Für seine Publikationen hatte der C.-V. den Philo-Verlag gegründet und gab unter dem Titel “Anti-Anti” eine Loseblatt-Sammlung heraus, die ständig ergänzt und aktualisiert wurde. Darin wurden antisemitische Vorurteile benannt und mit sachlichen Argumenten widerlegt.
Auch nach 1933 gab man im C.V. die Hoffnung nicht auf, sondern arbeitete weiter und versuchte, Wissen an die Stelle von Vorurteilen zu setzen. 1935 erschien das “Philo-Lexikon – Handbuch des jüdischen Wissens”. Es war ein einzigartiges Nachschlagewerk zum Judentum und insbesondere zum jüdischen Leben in Deutschland.

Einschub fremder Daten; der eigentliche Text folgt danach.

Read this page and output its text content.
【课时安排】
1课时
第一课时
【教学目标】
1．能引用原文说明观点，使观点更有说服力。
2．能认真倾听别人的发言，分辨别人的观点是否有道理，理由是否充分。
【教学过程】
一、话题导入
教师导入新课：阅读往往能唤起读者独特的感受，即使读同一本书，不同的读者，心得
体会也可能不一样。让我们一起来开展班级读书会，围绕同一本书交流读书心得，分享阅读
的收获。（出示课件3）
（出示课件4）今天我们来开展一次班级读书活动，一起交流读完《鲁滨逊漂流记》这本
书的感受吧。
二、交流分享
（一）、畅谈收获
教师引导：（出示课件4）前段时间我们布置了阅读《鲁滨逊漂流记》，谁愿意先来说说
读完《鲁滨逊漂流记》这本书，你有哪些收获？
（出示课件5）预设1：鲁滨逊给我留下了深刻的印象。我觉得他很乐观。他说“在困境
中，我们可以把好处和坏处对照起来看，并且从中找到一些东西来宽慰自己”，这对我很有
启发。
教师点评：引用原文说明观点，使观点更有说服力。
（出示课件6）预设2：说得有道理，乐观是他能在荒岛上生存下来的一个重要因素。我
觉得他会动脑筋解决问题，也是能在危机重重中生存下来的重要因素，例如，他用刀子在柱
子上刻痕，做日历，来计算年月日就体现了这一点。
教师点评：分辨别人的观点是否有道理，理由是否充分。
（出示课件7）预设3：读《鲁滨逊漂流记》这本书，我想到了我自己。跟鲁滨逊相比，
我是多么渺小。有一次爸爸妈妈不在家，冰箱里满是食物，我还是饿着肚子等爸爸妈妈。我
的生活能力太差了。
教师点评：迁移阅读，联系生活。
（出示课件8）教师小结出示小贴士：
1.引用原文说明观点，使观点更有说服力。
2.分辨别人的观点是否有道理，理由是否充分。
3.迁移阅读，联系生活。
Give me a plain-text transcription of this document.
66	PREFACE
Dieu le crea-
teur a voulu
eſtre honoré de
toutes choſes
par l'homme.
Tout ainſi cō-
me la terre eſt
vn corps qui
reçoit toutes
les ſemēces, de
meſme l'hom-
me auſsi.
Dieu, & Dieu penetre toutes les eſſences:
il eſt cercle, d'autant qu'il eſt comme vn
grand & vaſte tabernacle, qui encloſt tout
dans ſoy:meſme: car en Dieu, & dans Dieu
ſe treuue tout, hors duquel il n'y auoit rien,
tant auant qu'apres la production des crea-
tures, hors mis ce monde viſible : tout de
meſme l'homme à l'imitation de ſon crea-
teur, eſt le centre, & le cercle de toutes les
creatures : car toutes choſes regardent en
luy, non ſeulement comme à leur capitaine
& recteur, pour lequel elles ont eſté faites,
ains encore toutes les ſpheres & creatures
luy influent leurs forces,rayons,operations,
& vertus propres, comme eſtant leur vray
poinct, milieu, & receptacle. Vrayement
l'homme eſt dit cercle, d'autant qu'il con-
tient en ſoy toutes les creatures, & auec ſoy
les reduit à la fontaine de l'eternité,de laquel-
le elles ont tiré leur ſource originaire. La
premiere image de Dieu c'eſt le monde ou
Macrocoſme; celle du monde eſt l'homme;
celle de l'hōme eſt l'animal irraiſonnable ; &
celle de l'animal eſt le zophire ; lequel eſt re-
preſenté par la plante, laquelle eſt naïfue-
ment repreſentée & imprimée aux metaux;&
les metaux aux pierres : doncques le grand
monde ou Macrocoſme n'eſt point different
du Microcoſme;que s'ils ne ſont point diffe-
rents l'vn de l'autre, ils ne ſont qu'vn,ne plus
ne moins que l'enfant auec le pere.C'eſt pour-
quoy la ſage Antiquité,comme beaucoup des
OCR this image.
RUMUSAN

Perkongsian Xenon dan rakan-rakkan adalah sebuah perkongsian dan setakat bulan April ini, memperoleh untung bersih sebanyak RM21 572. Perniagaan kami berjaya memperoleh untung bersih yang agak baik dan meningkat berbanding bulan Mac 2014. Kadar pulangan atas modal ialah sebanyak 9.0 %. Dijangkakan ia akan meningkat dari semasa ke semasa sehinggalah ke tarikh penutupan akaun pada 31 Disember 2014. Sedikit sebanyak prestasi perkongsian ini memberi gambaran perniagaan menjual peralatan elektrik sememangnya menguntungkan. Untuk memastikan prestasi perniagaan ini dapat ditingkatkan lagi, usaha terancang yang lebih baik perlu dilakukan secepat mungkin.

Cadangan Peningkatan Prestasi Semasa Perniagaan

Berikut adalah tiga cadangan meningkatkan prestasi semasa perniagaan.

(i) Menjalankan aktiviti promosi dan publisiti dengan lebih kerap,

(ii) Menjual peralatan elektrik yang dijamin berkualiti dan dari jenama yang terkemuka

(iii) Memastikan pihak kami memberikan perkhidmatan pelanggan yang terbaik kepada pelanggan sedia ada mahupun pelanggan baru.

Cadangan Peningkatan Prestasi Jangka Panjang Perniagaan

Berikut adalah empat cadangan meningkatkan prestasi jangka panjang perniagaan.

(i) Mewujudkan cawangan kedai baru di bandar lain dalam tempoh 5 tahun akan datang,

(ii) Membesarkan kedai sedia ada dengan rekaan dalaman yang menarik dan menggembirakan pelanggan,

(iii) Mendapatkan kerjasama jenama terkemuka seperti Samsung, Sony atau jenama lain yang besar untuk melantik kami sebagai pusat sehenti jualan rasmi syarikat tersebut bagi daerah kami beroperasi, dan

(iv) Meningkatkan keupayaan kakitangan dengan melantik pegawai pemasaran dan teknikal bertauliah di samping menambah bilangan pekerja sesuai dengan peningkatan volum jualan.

Wir wissen heute, dass all diese Bemühungen leider nichts genützt haben. 1935 musste der C.V. sich umbenennen in “Centralverein der Juden in Deutschland”, denn “deutsche Staatsbürger jüdischen Glaubens” durfte es nicht mehr geben.
Nach der Pogromnacht des 9. November 1938 wurde der C.-V. und der Philo-Verlag aufgelöst und verboten, und die Büros in diesem Haus wurden geschlossen.
Die vierte, überarbeitete Auflage des “Philo-Lexikons” von 1937 wurde 45 Jahre später, 1982, im Jüdischen Verlag unverändert nachgedruckt und ist bis heute im Buchhandel erhältlich. Es erläutert noch immer verständlich und prägnant Grundbegriffe aus Religion, Tradition, Geschichte und Kulturgeschichte des Judentums. Es erschließt in sach- und personenbezogenen Stichworten die jüdische Welt von A bis Z, von ihren Anfängen bis in die Zeit der Moderne, mit besonderem Schwerpunkt auf dem deutschen Sprach- und Kulturkreis.

Emser Str. 37: Stolperstein für Cora Berliner

Am 29. Oktober wurde hier ein Stolperstein für Cora Berliner verlegt. Sie wurde 1890 in Hannover als das fünfte und jüngste Kind des jüdischen Handelsschuldirektors Manfred Berliner und dessen Ehefrau Hanna geboren, studierte Mathematik und Staats- und Sozialwissenschaften in Berlin und Heidelberg und promovierte 1916 mit Auszeichnung über das Thema “Die Organisation der jüdischen Jugend in Deutschland. Ein Beitrag zur Systematik der Jugendpflege und Jugendbewegung”. Bis 1919 arbeitete sie als Angestellte in der Stadtverwaltung von Berlin-Schöneberg, danach im Reichswirtschaftsministerium, wo sie Regierungsrätin und eine der Leiterinnen im Reichswirtschaftsamt wurde.
1930 wurde sie Professorin für Wirtschaftswissenschaften am Berufspädagogischen Institut in Berlin. Nach der Machtübergabe an die Nationalsozialisten wurde sie 1933 aus dem Staatsdienst entlassen.
Sie arbeitete in der Reichsvereinigung der Juden in Deutschland, unter anderem als Leiterin der Auswanderungsabteilung, in der Lehrerfortbildung und als stellvertretende Vorsitzende im Jüdischen Frauenbund. Am 26. Juni 1942 wurde Cora Berliner zusammen mit anderen Mitarbeiterinnen und Mitarbeitern der Reichsvereinigung nach Minsk deportiert. Es gibt Hinweise, dass sie und alle mit ihr Deportierten im weißrussischen Maly Trostinez nahe Minsk ermordet wurden. Auf dem Jüdischen Friedhof in Hannover erinnert ein Gedenkstein an Cora Berliner.